Consider the situation where one message reads in data from a file,

then a second message reads in the same data, makes changes to that

data, and writes it back to the file. If the first message makes

additional changes to the data and writes its new data back to the

file, the changes caused by the second message are completely lost.

With files, each application must implement its own sharing

mechanism. For properties, allocated memory and other memory

storage, there is a simple solution: lock the item and use the

pointer returned. Because only one lock is allowed, this prevents

contention. Never copy the data into a scratch buffer to copy back

later.

4. Because messages come in due to user interaction, the application

cannot be written to assume that when a particular message is

received that another message has already been processed and

performed its functions. While, for a given action, a specific

sequence of messages may occur, in the interest of remaining

completely compatible with potential changes in future versions of

Windows, it is recommended that no message ordering dependencies be

introduced unless absolutely necessary. The best example of this is

that the first message a window gets when it is being created is

not WM_CREATE, rather it is WM_GETMINMAXINFO. When one message must

logically follow a second (such as WM_CREATE always preceding

WM_DESTROY), then it is fine to depend on the specific ordering of

those two messages.

The asynchronous, reactive nature of Windows programming can cause

confusion. Because the program has no control over the order that

messages arrive, the response to ANY specific message CANNOT depend on

other messages having been processed or NOT been processed.

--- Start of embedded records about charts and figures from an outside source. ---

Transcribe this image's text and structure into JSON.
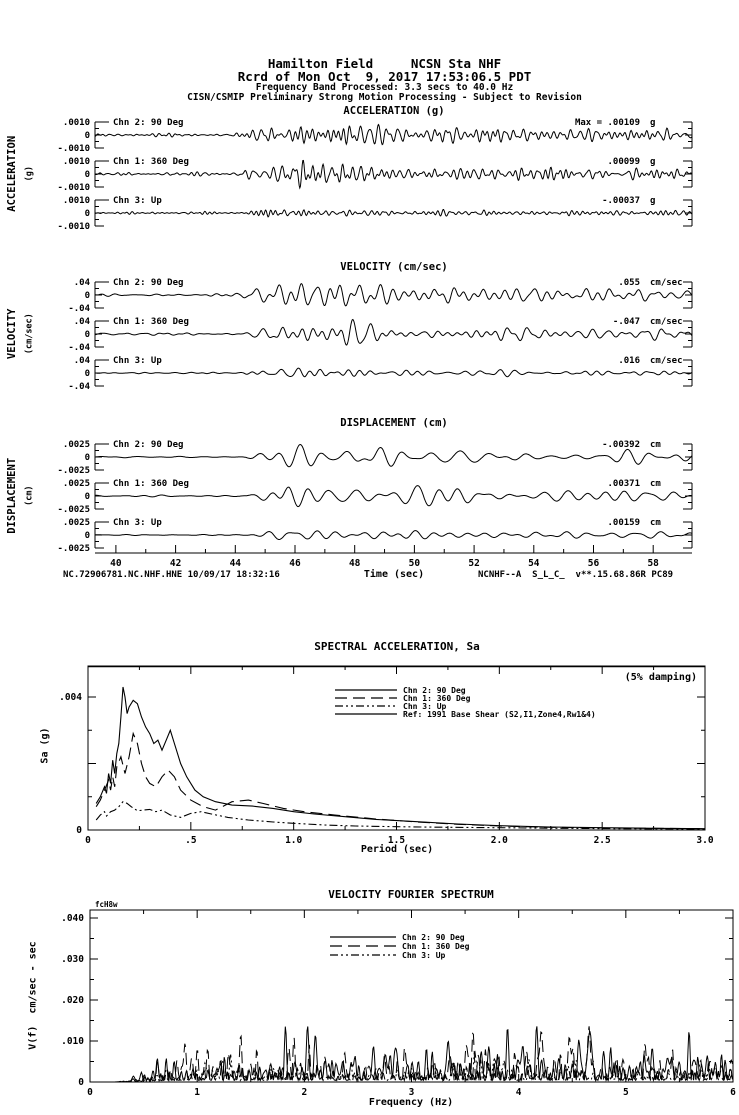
{
  "header": {
    "station_line": "Hamilton Field     NCSN Sta NHF",
    "record_line": "Rcrd of Mon Oct  9, 2017 17:53:06.5 PDT",
    "band_line": "Frequency Band Processed: 3.3 secs to 40.0 Hz",
    "disclaimer_line": "CISN/CSMIP Preliminary Strong Motion Processing - Subject to Revision"
  },
  "footer": {
    "left": "NC.72906781.NC.NHF.HNE 10/09/17 18:32:16",
    "right": "NCNHF--A  S_L_C_  v**.15.68.86R PC89"
  },
  "chart_data": [
    {
      "type": "line",
      "id": "time-series",
      "x_axis": {
        "label": "Time (sec)",
        "range": [
          39.3,
          59.3
        ],
        "major_tick_values": [
          40,
          42,
          44,
          46,
          48,
          50,
          52,
          54,
          56,
          58
        ],
        "minor_tick_step": 1
      },
      "groups": [
        {
          "title": "ACCELERATION (g)",
          "side_label": "ACCELERATION",
          "side_unit": "(g)",
          "unit": "g",
          "full_scale": 0.001,
          "y_tick_labels": [
            ".0010",
            "0",
            "-.0010"
          ],
          "channels": [
            {
              "label": "Chn 2: 90 Deg",
              "max_label": "Max =  .00109",
              "max_value": 0.00109,
              "synth": {
                "seed": 21,
                "fmin": 2.2,
                "fmax": 6.5,
                "quiet": 0.17,
                "t0": 43.9,
                "tp": 45.3,
                "peak": 0.98,
                "tail": 0.42,
                "tau": 7
              }
            },
            {
              "label": "Chn 1: 360 Deg",
              "max_label": ".00099",
              "max_value": 0.00099,
              "synth": {
                "seed": 57,
                "fmin": 2.2,
                "fmax": 6.5,
                "quiet": 0.16,
                "t0": 43.9,
                "tp": 45.4,
                "peak": 0.88,
                "tail": 0.38,
                "tau": 7
              }
            },
            {
              "label": "Chn 3: Up",
              "max_label": "-.00037",
              "max_value": -0.00037,
              "synth": {
                "seed": 93,
                "fmin": 2.5,
                "fmax": 7.0,
                "quiet": 0.12,
                "t0": 44.0,
                "tp": 45.5,
                "peak": 0.32,
                "tail": 0.16,
                "tau": 8
              }
            }
          ]
        },
        {
          "title": "VELOCITY (cm/sec)",
          "side_label": "VELOCITY",
          "side_unit": "(cm/sec)",
          "unit": "cm/sec",
          "full_scale": 0.04,
          "y_tick_labels": [
            ".04",
            "0",
            "-.04"
          ],
          "channels": [
            {
              "label": "Chn 2: 90 Deg",
              "max_label": ".055",
              "max_value": 0.055,
              "synth": {
                "seed": 35,
                "fmin": 1.1,
                "fmax": 3.2,
                "quiet": 0.14,
                "t0": 44.2,
                "tp": 45.4,
                "peak": 1.3,
                "tail": 0.5,
                "tau": 5.5
              }
            },
            {
              "label": "Chn 1: 360 Deg",
              "max_label": "-.047",
              "max_value": -0.047,
              "synth": {
                "seed": 71,
                "fmin": 1.1,
                "fmax": 3.2,
                "quiet": 0.13,
                "t0": 44.2,
                "tp": 45.5,
                "peak": 1.15,
                "tail": 0.45,
                "tau": 5.5
              }
            },
            {
              "label": "Chn 3: Up",
              "max_label": ".016",
              "max_value": 0.016,
              "synth": {
                "seed": 12,
                "fmin": 1.3,
                "fmax": 3.6,
                "quiet": 0.1,
                "t0": 44.3,
                "tp": 45.6,
                "peak": 0.4,
                "tail": 0.18,
                "tau": 6
              }
            }
          ]
        },
        {
          "title": "DISPLACEMENT (cm)",
          "side_label": "DISPLACEMENT",
          "side_unit": "(cm)",
          "unit": "cm",
          "full_scale": 0.0025,
          "y_tick_labels": [
            ".0025",
            "0",
            "-.0025"
          ],
          "channels": [
            {
              "label": "Chn 2: 90 Deg",
              "max_label": "-.00392",
              "max_value": -0.00392,
              "synth": {
                "seed": 44,
                "fmin": 0.7,
                "fmax": 1.9,
                "quiet": 0.1,
                "t0": 44.3,
                "tp": 45.6,
                "peak": 1.5,
                "tail": 0.5,
                "tau": 5
              }
            },
            {
              "label": "Chn 1: 360 Deg",
              "max_label": ".00371",
              "max_value": 0.00371,
              "synth": {
                "seed": 66,
                "fmin": 0.7,
                "fmax": 1.9,
                "quiet": 0.1,
                "t0": 44.4,
                "tp": 45.8,
                "peak": 1.42,
                "tail": 0.48,
                "tau": 5
              }
            },
            {
              "label": "Chn 3: Up",
              "max_label": ".00159",
              "max_value": 0.00159,
              "synth": {
                "seed": 29,
                "fmin": 0.8,
                "fmax": 2.1,
                "quiet": 0.08,
                "t0": 44.4,
                "tp": 45.7,
                "peak": 0.6,
                "tail": 0.22,
                "tau": 6
              }
            }
          ]
        }
      ]
    },
    {
      "type": "line",
      "id": "spectral-acceleration",
      "title": "SPECTRAL ACCELERATION, Sa",
      "damping_note": "(5% damping)",
      "x_axis": {
        "label": "Period (sec)",
        "range": [
          0,
          3
        ],
        "minor_tick_step": 0.25,
        "major_ticks": [
          {
            "v": 0,
            "label": "0"
          },
          {
            "v": 0.5,
            "label": ".5"
          },
          {
            "v": 1,
            "label": "1.0"
          },
          {
            "v": 1.5,
            "label": "1.5"
          },
          {
            "v": 2,
            "label": "2.0"
          },
          {
            "v": 2.5,
            "label": "2.5"
          },
          {
            "v": 3,
            "label": "3.0"
          }
        ]
      },
      "y_axis": {
        "label": "Sa (g)",
        "range": [
          0,
          0.00493
        ],
        "major_tick_values": [
          0,
          0.002,
          0.004
        ],
        "minor_tick_values": [
          0.001,
          0.003
        ],
        "labeled_ticks": [
          {
            "v": 0.004,
            "label": ".004"
          },
          {
            "v": 0,
            "label": "0"
          }
        ]
      },
      "series": [
        {
          "name": "Chn 2: 90 Deg",
          "style": "solid",
          "points": [
            [
              0.04,
              0.0008
            ],
            [
              0.06,
              0.001
            ],
            [
              0.08,
              0.0013
            ],
            [
              0.09,
              0.0011
            ],
            [
              0.1,
              0.0017
            ],
            [
              0.11,
              0.0014
            ],
            [
              0.12,
              0.0021
            ],
            [
              0.13,
              0.0017
            ],
            [
              0.14,
              0.0023
            ],
            [
              0.15,
              0.0026
            ],
            [
              0.16,
              0.0034
            ],
            [
              0.17,
              0.0043
            ],
            [
              0.18,
              0.004
            ],
            [
              0.19,
              0.0035
            ],
            [
              0.2,
              0.0037
            ],
            [
              0.22,
              0.0039
            ],
            [
              0.24,
              0.0038
            ],
            [
              0.26,
              0.0034
            ],
            [
              0.28,
              0.0031
            ],
            [
              0.3,
              0.0029
            ],
            [
              0.32,
              0.0026
            ],
            [
              0.34,
              0.0027
            ],
            [
              0.36,
              0.0024
            ],
            [
              0.38,
              0.0027
            ],
            [
              0.4,
              0.003
            ],
            [
              0.42,
              0.0026
            ],
            [
              0.45,
              0.002
            ],
            [
              0.48,
              0.0016
            ],
            [
              0.52,
              0.0012
            ],
            [
              0.56,
              0.001
            ],
            [
              0.62,
              0.00085
            ],
            [
              0.7,
              0.00075
            ],
            [
              0.8,
              0.00072
            ],
            [
              0.9,
              0.00065
            ],
            [
              1.0,
              0.00055
            ],
            [
              1.1,
              0.00048
            ],
            [
              1.25,
              0.0004
            ],
            [
              1.4,
              0.00032
            ],
            [
              1.6,
              0.00025
            ],
            [
              1.8,
              0.00018
            ],
            [
              2.0,
              0.00013
            ],
            [
              2.25,
              9e-05
            ],
            [
              2.5,
              7e-05
            ],
            [
              2.75,
              5e-05
            ],
            [
              3.0,
              4e-05
            ]
          ]
        },
        {
          "name": "Chn 1: 360 Deg",
          "style": "longdash",
          "points": [
            [
              0.04,
              0.0007
            ],
            [
              0.06,
              0.0009
            ],
            [
              0.08,
              0.0012
            ],
            [
              0.1,
              0.0015
            ],
            [
              0.11,
              0.0012
            ],
            [
              0.12,
              0.0016
            ],
            [
              0.13,
              0.0013
            ],
            [
              0.14,
              0.0019
            ],
            [
              0.16,
              0.0022
            ],
            [
              0.18,
              0.0017
            ],
            [
              0.2,
              0.0022
            ],
            [
              0.22,
              0.0029
            ],
            [
              0.24,
              0.0026
            ],
            [
              0.26,
              0.002
            ],
            [
              0.28,
              0.0016
            ],
            [
              0.3,
              0.0014
            ],
            [
              0.33,
              0.0013
            ],
            [
              0.36,
              0.0016
            ],
            [
              0.39,
              0.0018
            ],
            [
              0.42,
              0.0016
            ],
            [
              0.45,
              0.0012
            ],
            [
              0.5,
              0.0009
            ],
            [
              0.56,
              0.0007
            ],
            [
              0.62,
              0.0006
            ],
            [
              0.7,
              0.00085
            ],
            [
              0.78,
              0.0009
            ],
            [
              0.85,
              0.0008
            ],
            [
              0.95,
              0.00065
            ],
            [
              1.05,
              0.00055
            ],
            [
              1.2,
              0.00045
            ],
            [
              1.4,
              0.00033
            ],
            [
              1.6,
              0.00024
            ],
            [
              1.8,
              0.00017
            ],
            [
              2.0,
              0.00012
            ],
            [
              2.25,
              8e-05
            ],
            [
              2.5,
              6e-05
            ],
            [
              2.75,
              5e-05
            ],
            [
              3.0,
              4e-05
            ]
          ]
        },
        {
          "name": "Chn 3: Up",
          "style": "dashdotdot",
          "points": [
            [
              0.04,
              0.0003
            ],
            [
              0.06,
              0.00045
            ],
            [
              0.08,
              0.00055
            ],
            [
              0.09,
              0.00042
            ],
            [
              0.11,
              0.00055
            ],
            [
              0.13,
              0.0006
            ],
            [
              0.15,
              0.0007
            ],
            [
              0.17,
              0.00085
            ],
            [
              0.19,
              0.0008
            ],
            [
              0.21,
              0.0007
            ],
            [
              0.24,
              0.00058
            ],
            [
              0.27,
              0.0006
            ],
            [
              0.3,
              0.00062
            ],
            [
              0.33,
              0.00055
            ],
            [
              0.36,
              0.0006
            ],
            [
              0.4,
              0.00045
            ],
            [
              0.45,
              0.00038
            ],
            [
              0.5,
              0.0005
            ],
            [
              0.55,
              0.00055
            ],
            [
              0.6,
              0.00048
            ],
            [
              0.68,
              0.00038
            ],
            [
              0.78,
              0.0003
            ],
            [
              0.9,
              0.00024
            ],
            [
              1.0,
              0.0002
            ],
            [
              1.15,
              0.00015
            ],
            [
              1.3,
              0.00012
            ],
            [
              1.5,
              0.0001
            ],
            [
              1.75,
              8e-05
            ],
            [
              2.0,
              7e-05
            ],
            [
              2.3,
              5e-05
            ],
            [
              2.6,
              4e-05
            ],
            [
              3.0,
              3e-05
            ]
          ]
        },
        {
          "name": "Ref: 1991 Base Shear (S2,I1,Zone4,Rw1&4)",
          "style": "solid",
          "clipped_at_top": true,
          "points": [
            [
              0,
              0.005
            ],
            [
              3,
              0.005
            ]
          ]
        }
      ]
    },
    {
      "type": "line",
      "id": "velocity-fourier-spectrum",
      "title": "VELOCITY FOURIER SPECTRUM",
      "corner_note": "fcH8w",
      "x_axis": {
        "label": "Frequency (Hz)",
        "range": [
          0,
          6
        ],
        "minor_tick_step": 0.5,
        "major_ticks": [
          {
            "v": 0,
            "label": "0"
          },
          {
            "v": 1,
            "label": "1"
          },
          {
            "v": 2,
            "label": "2"
          },
          {
            "v": 3,
            "label": "3"
          },
          {
            "v": 4,
            "label": "4"
          },
          {
            "v": 5,
            "label": "5"
          },
          {
            "v": 6,
            "label": "6"
          }
        ]
      },
      "y_axis": {
        "label": "V(f)  cm/sec - sec",
        "range": [
          0,
          0.042
        ],
        "minor_tick_step": 0.005,
        "labeled_ticks": [
          {
            "v": 0.04,
            "label": ".040"
          },
          {
            "v": 0.03,
            "label": ".030"
          },
          {
            "v": 0.02,
            "label": ".020"
          },
          {
            "v": 0.01,
            "label": ".010"
          },
          {
            "v": 0,
            "label": "0"
          }
        ]
      },
      "series": [
        {
          "name": "Chn 2: 90 Deg",
          "style": "solid",
          "synth": {
            "seed": 5,
            "scale": 0.016
          }
        },
        {
          "name": "Chn 1: 360 Deg",
          "style": "longdash",
          "synth": {
            "seed": 17,
            "scale": 0.0125
          }
        },
        {
          "name": "Chn 3: Up",
          "style": "dashdotdot",
          "synth": {
            "seed": 31,
            "scale": 0.0055
          }
        }
      ]
    }
  ]
}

To confuse matters even further, an application may be in the middle

of processing one message when it calls a Windows function that sends

the application another message. When processing this second message,

some dependent processing may be only half finished. If an application

will check and only do some processing if another message has not

already performed it, the application must be prepared for the case

where another message has begun the processing, but has not completed

it.

Do not be confused into thinking that a Windows task is preemptively

multitasked; it is not. As a matter of fact, Windows is non-

preemptive between all of its Windows tasks. Therefore, an application

generally does not need to be designed to process a user-originated

message in the middle of processing another message. However, when an

application calls a Windows function, the application may then get a

set of specific messages sent to it by Windows before the called

function returns.

Further, when an application sets up a modal dialog box, the

DialogBox() function will not return until after the dialog box is

dismissed and processing completed. Therefore, after calling the

dialog box function, all combinations of user-generated messages may

be received before the function returns.